In light of these limitations, nattokinase plus TUDCA should presently be regarded as an experimental, adjunctive approach rather than an established therapeutic option. Its use is best confined to research settings or, where permitted, to individualized off-label application under expert supervision, with careful attention to coagulation status, hepatic function, comorbidities, and concomitant pharmacotherapy, especially in patients receiving anticoagulants, antiplatelets, or multiple cardiometabolic agents. It should not be positioned as a substitute for guideline-directed therapies such as statins, antihypertensives, glucose-lowering drugs, or antithrombotic agents, but rather as a potential supplement to a foundation of lifestyle optimization and evidence-based medical care.
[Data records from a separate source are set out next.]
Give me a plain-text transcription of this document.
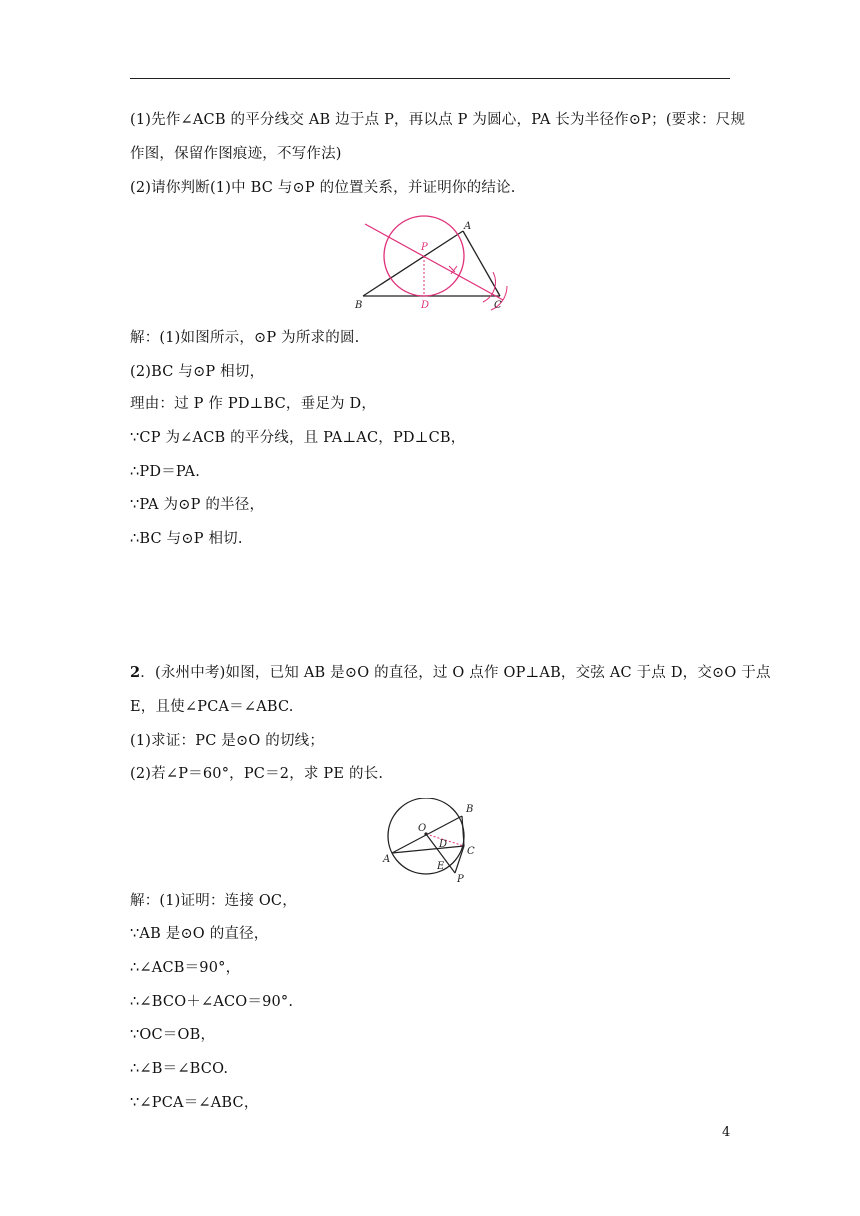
(1)先作∠ACB 的平分线交 AB 边于点 P，再以点 P 为圆心，PA 长为半径作⊙P；(要求：尺规
作图，保留作图痕迹，不写作法)
(2)请你判断(1)中 BC 与⊙P 的位置关系，并证明你的结论.
A
P
B	D	C
解：(1)如图所示，⊙P 为所求的圆.
(2)BC 与⊙P 相切，
理由：过 P 作 PD⊥BC，垂足为 D，
∵CP 为∠ACB 的平分线，且 PA⊥AC，PD⊥CB，
∴PD＝PA.
∵PA 为⊙P 的半径，
∴BC 与⊙P 相切.
2．(永州中考)如图，已知 AB 是⊙O 的直径，过 O 点作 OP⊥AB，交弦 AC 于点 D，交⊙O 于点
E，且使∠PCA＝∠ABC.
(1)求证：PC 是⊙O 的切线；
(2)若∠P＝60°，PC＝2，求 PE 的长.
B
O
D
A
C
E
P
解：(1)证明：连接 OC，
∵AB 是⊙O 的直径，
∴∠ACB＝90°，
∴∠BCO＋∠ACO＝90°.
∵OC＝OB，
∴∠B＝∠BCO.
∵∠PCA＝∠ABC，
4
To move from hypothesis to clinical utility, well-designed preclinical and clinical studies are urgently needed. Priority areas include mechanistic animal work directly testing combination versus monotherapy effects on plaque biology, insulin sensitivity, ER stress, and organ function; early-phase human trials characterizing safety, pharmacokinetics/pharmacodynamics, and biomarker responses and ultimately, randomized controlled trials in carefully phenotyped high-risk metabolic or aging populations. Such trials should aim to define optimal dosing strategies, delineate short- and long-term safety profiles (including bleeding and hepatobiliary outcomes), clarify additive or synergistic clinical benefits over standard care, and identify biomarker-defined subgroups mostl likely to benefit. Only through this structured translational pathway can the true therapeutic potential and limitations of the nattokinase-TUDCA pairing be established for cardiometabolic and aging wellness.